The Minneapolis Public Schools Board of Education voted to approve an operating budget, capital plan, and long term facilities maintenance plan and bond for the 2024-25 school year at its final regular business meeting of the school year Tuesday. The board also adopted a gender inclusion policy and a resolution creating a task force to develop a plan for Anishinabe Academy to relocate to a separate school building in 2025-26 school year.

The superintendent recommended a new literacy curriculum for kindergarten through third graders and public comment time was dominated by community members asking the district to find a school building for Anishinabe Academy.

The board reversed its earlier decision to delay playground projects this summer while it develops a new playground policy to require spaces be more accessible for students with disabilities.
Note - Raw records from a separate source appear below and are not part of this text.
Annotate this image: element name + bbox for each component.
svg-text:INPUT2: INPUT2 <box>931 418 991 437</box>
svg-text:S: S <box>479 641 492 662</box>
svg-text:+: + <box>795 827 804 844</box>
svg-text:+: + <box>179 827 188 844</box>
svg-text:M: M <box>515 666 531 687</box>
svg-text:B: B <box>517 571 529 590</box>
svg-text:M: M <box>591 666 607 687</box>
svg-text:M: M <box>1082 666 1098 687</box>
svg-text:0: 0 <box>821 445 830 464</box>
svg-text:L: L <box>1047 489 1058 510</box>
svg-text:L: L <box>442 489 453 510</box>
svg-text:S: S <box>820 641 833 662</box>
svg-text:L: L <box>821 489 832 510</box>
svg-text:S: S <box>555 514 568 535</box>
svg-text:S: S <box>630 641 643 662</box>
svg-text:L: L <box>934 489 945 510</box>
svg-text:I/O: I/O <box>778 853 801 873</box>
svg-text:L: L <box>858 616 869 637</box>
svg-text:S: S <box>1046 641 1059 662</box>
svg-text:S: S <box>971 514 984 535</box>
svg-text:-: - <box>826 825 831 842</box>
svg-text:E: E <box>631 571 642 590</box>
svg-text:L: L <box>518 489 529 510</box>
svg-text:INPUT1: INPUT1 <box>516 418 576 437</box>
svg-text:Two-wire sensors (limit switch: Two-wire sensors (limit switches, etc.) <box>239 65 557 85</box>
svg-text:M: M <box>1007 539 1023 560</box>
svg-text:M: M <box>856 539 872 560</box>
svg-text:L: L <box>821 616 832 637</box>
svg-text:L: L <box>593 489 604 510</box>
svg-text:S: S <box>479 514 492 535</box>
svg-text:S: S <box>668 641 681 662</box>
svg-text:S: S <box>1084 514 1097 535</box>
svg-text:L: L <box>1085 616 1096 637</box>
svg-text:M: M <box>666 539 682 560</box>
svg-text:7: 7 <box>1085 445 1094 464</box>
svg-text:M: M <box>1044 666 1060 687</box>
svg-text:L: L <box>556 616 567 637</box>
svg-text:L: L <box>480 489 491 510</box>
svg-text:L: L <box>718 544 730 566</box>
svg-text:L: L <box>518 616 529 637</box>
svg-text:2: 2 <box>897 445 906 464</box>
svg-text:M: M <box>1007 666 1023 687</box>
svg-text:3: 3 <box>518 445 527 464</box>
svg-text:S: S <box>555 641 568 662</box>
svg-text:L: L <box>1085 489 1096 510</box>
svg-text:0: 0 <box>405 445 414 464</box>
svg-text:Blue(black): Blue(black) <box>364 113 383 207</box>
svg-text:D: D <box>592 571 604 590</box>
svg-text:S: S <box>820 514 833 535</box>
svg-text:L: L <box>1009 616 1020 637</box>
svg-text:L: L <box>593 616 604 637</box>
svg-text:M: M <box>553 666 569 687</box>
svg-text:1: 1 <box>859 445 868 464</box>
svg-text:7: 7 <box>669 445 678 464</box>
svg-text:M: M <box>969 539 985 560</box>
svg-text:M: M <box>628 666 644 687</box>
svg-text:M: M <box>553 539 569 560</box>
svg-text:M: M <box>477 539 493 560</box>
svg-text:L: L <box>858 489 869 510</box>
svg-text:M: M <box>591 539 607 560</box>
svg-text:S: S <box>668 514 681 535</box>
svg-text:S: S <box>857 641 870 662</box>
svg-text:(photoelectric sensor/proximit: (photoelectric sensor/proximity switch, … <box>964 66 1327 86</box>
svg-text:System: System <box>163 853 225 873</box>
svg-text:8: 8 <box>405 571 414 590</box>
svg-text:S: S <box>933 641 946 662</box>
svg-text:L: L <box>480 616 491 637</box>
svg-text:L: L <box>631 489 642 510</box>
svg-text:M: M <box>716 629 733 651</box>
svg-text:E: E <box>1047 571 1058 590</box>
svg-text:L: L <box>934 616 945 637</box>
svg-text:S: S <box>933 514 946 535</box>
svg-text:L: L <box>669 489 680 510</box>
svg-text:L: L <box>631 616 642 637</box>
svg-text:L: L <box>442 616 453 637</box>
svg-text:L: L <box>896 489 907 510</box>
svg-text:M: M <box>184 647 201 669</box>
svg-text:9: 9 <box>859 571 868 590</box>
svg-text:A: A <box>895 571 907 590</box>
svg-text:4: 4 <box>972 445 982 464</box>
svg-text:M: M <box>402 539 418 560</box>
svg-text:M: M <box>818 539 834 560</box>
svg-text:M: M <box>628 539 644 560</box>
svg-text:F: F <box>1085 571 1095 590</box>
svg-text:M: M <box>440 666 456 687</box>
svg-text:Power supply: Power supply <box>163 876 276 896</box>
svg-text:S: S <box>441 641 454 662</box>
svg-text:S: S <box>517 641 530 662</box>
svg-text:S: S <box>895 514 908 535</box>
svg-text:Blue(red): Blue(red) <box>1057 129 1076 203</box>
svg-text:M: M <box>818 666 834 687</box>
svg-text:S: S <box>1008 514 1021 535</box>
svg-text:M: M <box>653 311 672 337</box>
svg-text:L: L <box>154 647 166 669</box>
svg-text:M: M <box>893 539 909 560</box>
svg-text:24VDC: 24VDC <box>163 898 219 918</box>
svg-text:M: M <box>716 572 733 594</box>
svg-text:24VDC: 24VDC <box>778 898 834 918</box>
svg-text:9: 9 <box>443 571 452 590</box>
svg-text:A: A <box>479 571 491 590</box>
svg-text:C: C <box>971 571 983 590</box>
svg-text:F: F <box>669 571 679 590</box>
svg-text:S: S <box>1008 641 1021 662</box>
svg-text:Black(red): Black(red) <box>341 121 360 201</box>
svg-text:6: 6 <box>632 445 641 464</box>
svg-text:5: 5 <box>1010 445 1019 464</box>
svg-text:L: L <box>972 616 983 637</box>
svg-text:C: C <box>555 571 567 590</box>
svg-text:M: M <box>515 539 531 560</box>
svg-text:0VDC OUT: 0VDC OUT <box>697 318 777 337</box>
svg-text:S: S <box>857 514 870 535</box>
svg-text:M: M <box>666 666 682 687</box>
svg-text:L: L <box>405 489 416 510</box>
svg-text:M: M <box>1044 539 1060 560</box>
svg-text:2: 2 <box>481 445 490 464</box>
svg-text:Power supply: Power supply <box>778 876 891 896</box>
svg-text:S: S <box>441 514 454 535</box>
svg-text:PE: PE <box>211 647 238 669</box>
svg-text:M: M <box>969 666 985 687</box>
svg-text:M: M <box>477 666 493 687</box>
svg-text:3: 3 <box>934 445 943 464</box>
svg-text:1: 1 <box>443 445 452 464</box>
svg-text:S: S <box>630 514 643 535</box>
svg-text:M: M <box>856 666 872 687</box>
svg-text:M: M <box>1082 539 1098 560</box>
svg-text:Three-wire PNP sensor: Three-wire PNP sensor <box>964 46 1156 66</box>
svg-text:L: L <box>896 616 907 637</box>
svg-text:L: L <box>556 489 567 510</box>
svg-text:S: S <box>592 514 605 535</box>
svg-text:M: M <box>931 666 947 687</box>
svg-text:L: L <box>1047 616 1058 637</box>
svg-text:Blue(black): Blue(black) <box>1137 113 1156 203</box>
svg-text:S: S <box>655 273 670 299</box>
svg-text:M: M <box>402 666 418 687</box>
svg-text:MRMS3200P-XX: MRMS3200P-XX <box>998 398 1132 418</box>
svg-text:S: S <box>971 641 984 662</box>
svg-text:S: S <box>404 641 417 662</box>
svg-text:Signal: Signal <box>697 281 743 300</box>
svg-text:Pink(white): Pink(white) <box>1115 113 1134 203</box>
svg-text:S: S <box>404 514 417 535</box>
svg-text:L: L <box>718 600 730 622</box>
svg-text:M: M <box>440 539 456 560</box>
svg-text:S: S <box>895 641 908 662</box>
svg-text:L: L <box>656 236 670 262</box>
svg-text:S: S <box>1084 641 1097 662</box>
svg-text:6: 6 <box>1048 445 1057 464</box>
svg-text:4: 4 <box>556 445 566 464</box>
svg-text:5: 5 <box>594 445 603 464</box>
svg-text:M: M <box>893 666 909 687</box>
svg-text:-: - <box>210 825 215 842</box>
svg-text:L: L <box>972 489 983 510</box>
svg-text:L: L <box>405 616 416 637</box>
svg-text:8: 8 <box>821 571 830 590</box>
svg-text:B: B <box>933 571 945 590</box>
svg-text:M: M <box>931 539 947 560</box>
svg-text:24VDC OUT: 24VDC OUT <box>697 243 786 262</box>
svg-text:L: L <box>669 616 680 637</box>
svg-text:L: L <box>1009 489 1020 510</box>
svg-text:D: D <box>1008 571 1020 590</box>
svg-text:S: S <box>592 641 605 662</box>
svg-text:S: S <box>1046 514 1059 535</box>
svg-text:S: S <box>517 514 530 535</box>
Playground projects at Bryn Mawr, Kenwood and Pratt Elementary Schools will go forward this summer. Minneapolis Schools Voices published a community post about repairs needed at Bryn Mawr Elementary School earlier this week.

The district reached new collective bargaining agreements with its food service workers and principals. The school board voted to approve those contracts.

Director Faheema Ferrayarre was not in attendance.

The board will meet again on June 18 at 4 p.m. at the Davis Center for a special business meeting. After a break in July, the board will return on Aug. 6 for a regular business meeting at 5:30 p.m.

Superintendent recommends a partial adoption of an elementary literacy curriculum

Superintendent Lisa Sayles-Adams is recommending that the district adopt a foundational skills curriculum for kindergarten through third grade students called UFLI at 15 of the district's 44 schools that teach elementary school students next year. In 2025-26, all elementary schools will be required to use UFLI. St. Paul Public Schools has already implemented UFLI in its elementary schools.

The district will also continue to utilize Benchmark as the literacy curriculum for kindergarten through fifth grade students. Elementary literacy curriculum requires two components, foundational skills and knowledge-building, to align with the science of reading.

The district underwent a curriculum audit of Benchmark in 2023 and determined it did not meet district standards. Two prior audits in 2009 and 2015 had previously found deficiencies with the way the district teaches students to read.  

Sayles-Adams is recommending the district delay adopting a knowledge-building curriculum until the 2025-26 school year for two reasons. First, the combined Literacy Steering Committee, made up of community members and staff, and the Representative Advisory Committee, made up of principals and teachers, said that neither State-approved knowledge-building curriculum meets the district’s standards for cultural sustainability and ease of implementation.

Minneapolis Schools Voices asked the district for the names and roles of members of both committees. The district responded by asking that we file a public records request for that information, which we have done.

The second reason for the delay is because of “initiative fatigue.” Elementary teachers began using a new math curriculum in 2022-23, and additional components of that curriculum will be required next year. In addition, third through fifth grade teachers will be implementing a new science curriculum next school year.

The district will also provide new social studies materials for elementary teachers next year after discarding a social studies curriculum the district purchased this year that turned out to not meet district requirements for cultural sustainability.

The district will also require all kindergarten through third grade teachers to complete LETRS training over the next two years. LETRS is intensive professional development aligned with the science of reading. Over the two years it requires approximately 170 hours of training to complete.

The requirement for professional development comes from the Minnesota Department of Education as part of the READ Act. Teachers who have previously completed LETRS training will not be required to retake the course. The State will require districts to certify that at least 80% of the educators required to complete literacy professional development under the READ Act have completed the training.

Public comments at the June 11 meeting

Public commenters were focused on the evening’s agenda items, with the majority of the commenters asking the school board to approve a resolution to develop a plan to move Anishinabe Academy, which is the district’s citywide school for American Indian elementary students, to a separate building in the 2025-26 school year. Anishinabe Academy has shared the Sullivan school building for 14 years, despite past promises from the district that it would one day have its own building. Commenters also asked that Anishinabe Academy students receive separate busing next school year because students and families feel unsafe sharing school buses with Sullivan STEAM Magnet School, which is a kindergarten through eighth grade school.

Parents and staff from Lake Nokomis Elementary School, Barton Elementary School, South High School and Whittier Elementary School spoke about the impact of the budget cuts on their schools. They asked the board to amend the budget to reverse some of the budget cuts that increased class sizes, eliminated funding for elementary foreign language programs and decreased mental health support for students.

Other commenters spoke in favor of the school board approving a new gender inclusion policy, which the board passed that evening. The policy will apply to all district schools. Currently, parents, staff, students and community members report that while some schools are already gender inclusive, this is not the case district-wide.

Parents from Bryn Mawr Elementary School and Pratt Elementary School asked the board to reverse its earlier decision to pause playground projects for one year so that the district could develop a playground policy requiring playgrounds to be more accessible for students with disabilities. The board paused the playground projects after students, staff and parents at Ella Baker Global Humanities Magnet School asked them to provide playgrounds that are accessible to all students. The board reversed this decision at the June 11 meeting.